What are you currently reading for pleasure? I have a book club with my best friends from high school! We are currently reading The Midnight Library by Matt Haig.

What tech tool could you not live without? My clicker. I’m never near my computer because I’m always walking around the classroom.

What is your hallway chatter like? What do you talk to colleagues about most (whether or not it is related to teaching/school)? My favorite colleagues and I are always hanging out in each other’s’ classrooms before classes start. It allows students to know other professors and to see that we all like each other. Our hallway chatter is sometimes productive. One time we had this wild idea of holding a panel about the Salem Witch Trials from a biological, psychological, and historical perspective. We wound up actually presenting it to students and had them VOTE on what may have caused the trials (all in fun, of course)! Psychology won! That’s why you’ll see one of my photos with me and my witch hat.

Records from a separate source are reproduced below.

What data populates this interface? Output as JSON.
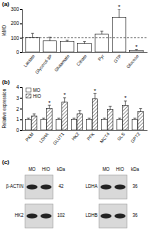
{
  "chart_data": [
    {
      "type": "bar",
      "title": "(a)",
      "y_label": "%MO",
      "categories": [
        "Lactate",
        "Glycerol-3P",
        "Glutamate",
        "Citrate",
        "Pyr",
        "GTP",
        "Glucose"
      ],
      "values": [
        100,
        78,
        72,
        58,
        125,
        240,
        12
      ],
      "errors": [
        30,
        25,
        10,
        15,
        20,
        60,
        5
      ],
      "color": "#ffffff",
      "ylim": [
        0,
        300
      ],
      "yticks": [
        0,
        100,
        200,
        300
      ],
      "reference_line": 100,
      "annotations": [
        {
          "text": "*",
          "category": 5
        },
        {
          "text": "*",
          "category": 6
        }
      ]
    },
    {
      "type": "bar",
      "title": "(b)",
      "y_label": "Relative expression",
      "categories": [
        "PKM",
        "LDHA",
        "GLUT1",
        "HK2",
        "PFK",
        "MCT4",
        "GLS",
        "GPT2"
      ],
      "series": [
        {
          "name": "MO",
          "color": "#ffffff",
          "values": [
            1,
            1,
            1,
            1,
            1,
            1,
            1,
            1
          ],
          "errors": [
            0.1,
            0.1,
            0.1,
            0.1,
            0.1,
            0.1,
            0.1,
            0.1
          ]
        },
        {
          "name": "HIO",
          "color": "#555555",
          "values": [
            1.3,
            2.0,
            2.6,
            1.5,
            2.9,
            1.9,
            2.3,
            1.7
          ],
          "errors": [
            0.2,
            0.3,
            0.4,
            0.3,
            0.5,
            0.3,
            0.4,
            0.3
          ]
        }
      ],
      "ylim": [
        0,
        4
      ],
      "yticks": [
        0,
        1,
        2,
        3,
        4
      ],
      "legend": "upper left",
      "annotations": [
        {
          "text": "*",
          "category": 1,
          "series": 1
        },
        {
          "text": "*",
          "category": 2,
          "series": 1
        },
        {
          "text": "*",
          "category": 4,
          "series": 1
        },
        {
          "text": "*",
          "category": 6,
          "series": 1
        }
      ]
    }
  ],
  "blot": {
    "title": "(c)",
    "panels": [
      {
        "columns": [
          "MO",
          "HIO",
          "kDa"
        ],
        "rows": [
          {
            "label": "β-ACTIN",
            "kda": 42
          },
          {
            "label": "HK2",
            "kda": 102
          }
        ]
      },
      {
        "columns": [
          "MO",
          "HIO",
          "kDa"
        ],
        "rows": [
          {
            "label": "LDHA",
            "kda": 36
          },
          {
            "label": "LDHB",
            "kda": 36
          }
        ]
      }
    ]
  }
}
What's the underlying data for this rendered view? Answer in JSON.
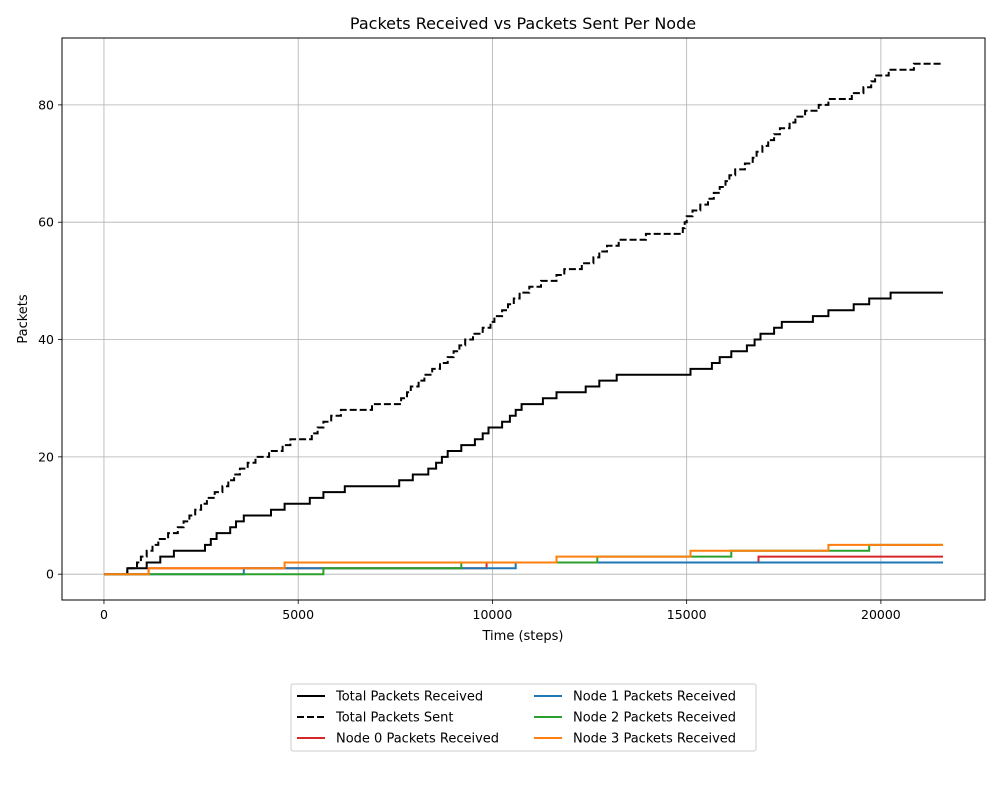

Has your teaching changed because of the Covid19 pandemic? If so, how? (positive and/or negative changes) I don’t think my teaching has changed much, just how it’s delivered has varied. What I do value is that I am still able to maintain close relationships with my students, and I feel like I still get to know them like I would face-to-face. I do, however, miss my colleagues. We often do virtual game nights, but it isn’t the same as randomly running into them in the hall and having a quick chat.